A key technical highlight of K2 Thinking is its implementation as a native INT4 quantization model, which, combined with a 256k context window, allows for lossless reductions in inference latency and GPU memory usage.
Key Features
- Deep Thinking & Tool Orchestration: The model is end-to-end trained to interleave chain-of-thought reasoning with function calls. This enables it to handle autonomous research, coding, and writing workflows that can last for hundreds of steps without drifting from the original goal.
- Stable Long-Horizon Agency: K2 Thinking demonstrates coherent, goal-directed behavior for up to 200–300 consecutive tool invocations, a significant improvement over previous models that often saw performance degrade after 30–50 steps.
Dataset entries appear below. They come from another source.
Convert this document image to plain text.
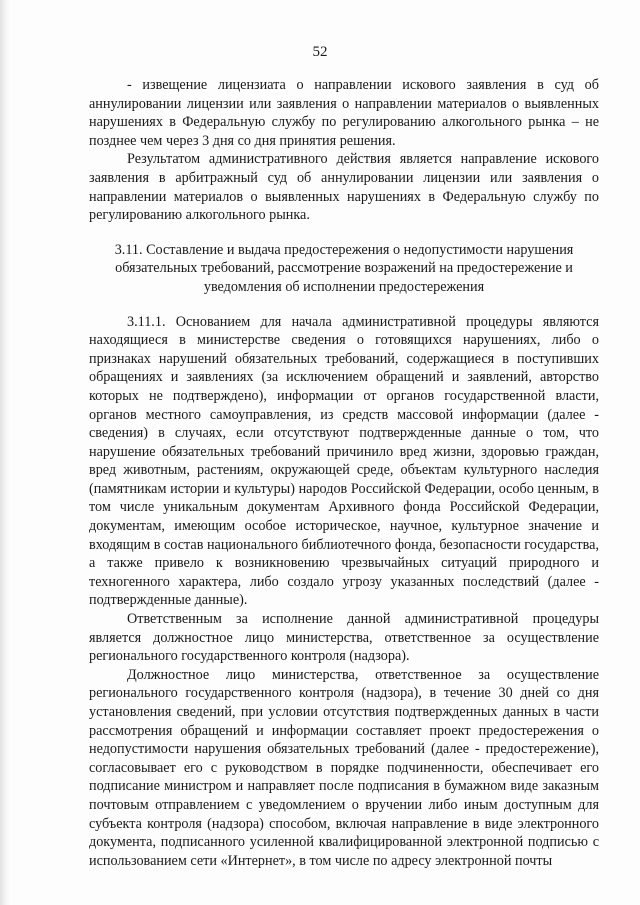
52

- извещение лицензиата о направлении искового заявления в суд об аннулировании лицензии или заявления о направлении материалов о выявленных нарушениях в Федеральную службу по регулированию алкогольного рынка – не позднее чем через 3 дня со дня принятия решения.

Результатом административного действия является направление искового заявления в арбитражный суд об аннулировании лицензии или заявления о направлении материалов о выявленных нарушениях в Федеральную службу по регулированию алкогольного рынка.

3.11. Составление и выдача предостережения о недопустимости нарушения обязательных требований, рассмотрение возражений на предостережение и уведомления об исполнении предостережения

3.11.1. Основанием для начала административной процедуры являются находящиеся в министерстве сведения о готовящихся нарушениях, либо о признаках нарушений обязательных требований, содержащиеся в поступивших обращениях и заявлениях (за исключением обращений и заявлений, авторство которых не подтверждено), информации от органов государственной власти, органов местного самоуправления, из средств массовой информации (далее - сведения) в случаях, если отсутствуют подтвержденные данные о том, что нарушение обязательных требований причинило вред жизни, здоровью граждан, вред животным, растениям, окружающей среде, объектам культурного наследия (памятникам истории и культуры) народов Российской Федерации, особо ценным, в том числе уникальным документам Архивного фонда Российской Федерации, документам, имеющим особое историческое, научное, культурное значение и входящим в состав национального библиотечного фонда, безопасности государства, а также привело к возникновению чрезвычайных ситуаций природного и техногенного характера, либо создало угрозу указанных последствий (далее - подтвержденные данные).

Ответственным за исполнение данной административной процедуры является должностное лицо министерства, ответственное за осуществление регионального государственного контроля (надзора).

Должностное лицо министерства, ответственное за осуществление регионального государственного контроля (надзора), в течение 30 дней со дня установления сведений, при условии отсутствия подтвержденных данных в части рассмотрения обращений и информации составляет проект предостережения о недопустимости нарушения обязательных требований (далее - предостережение), согласовывает его с руководством в порядке подчиненности, обеспечивает его подписание министром и направляет после подписания в бумажном виде заказным почтовым отправлением с уведомлением о вручении либо иным доступным для субъекта контроля (надзора) способом, включая направление в виде электронного документа, подписанного усиленной квалифицированной электронной подписью с использованием сети «Интернет», в том числе по адресу электронной почты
- Native INT4 Quantization: By employing Quantization-Aware Training (QAT) in its post-training stage, the model achieves a nearly 2x speed-up in low-latency mode without sacrificing performance.
Model Architecture
Kimi K2 Thinking is built on a Mixture-of-Experts (MoE) architecture. Its key specifications are as follows:
| Specification | Value |
|---|---|
| Architecture | Mixture-of-Experts (MoE) |
| Total Parameters | 1T |
| Activated Parameters | 32B |
| Context Length | 256K |
| Vocabulary Size | 160K |
| Number of Layers | 61 (including 1 dense layer) |
| Number of Experts | 384 (8 selected per token, 1 shared) |
| Attention Mechanism | MLA |
| Activation Function | SwiGLU |
Performance and Evaluation
Evaluation results show that Kimi K2 Thinking achieves state-of-the-art or highly competitive performance across a range of tasks. In reasoning tasks with tools, it scores 44.9 on HLE and 60.2 on BrowseComp, outperforming other leading models. It also demonstrates strong capabilities in coding, achieving a score of 71.3 on SWE-bench Verified and showing particular strength in multilingual coding benchmarks. All reported benchmark results were achieved using INT4 precision, underscoring the model’s efficiency.
Deployment and Usage
Developers can access Kimi K2 Thinking via an OpenAI/Anthropic-compatible API available at platform.moonshot.ai. For local deployment, the model is optimized to run on inference engines such as vLLM, SGLang, and KTransformers.
The model supports standard chat completion and advanced tool-calling functionalities. Users can define a list of available tools, and the model will autonomously decide when and how to use them to fulfill a request. The recommended temperature setting for general use is 1.0.
License
Both the model weights and the associated code repository are released under the Modified MIT License.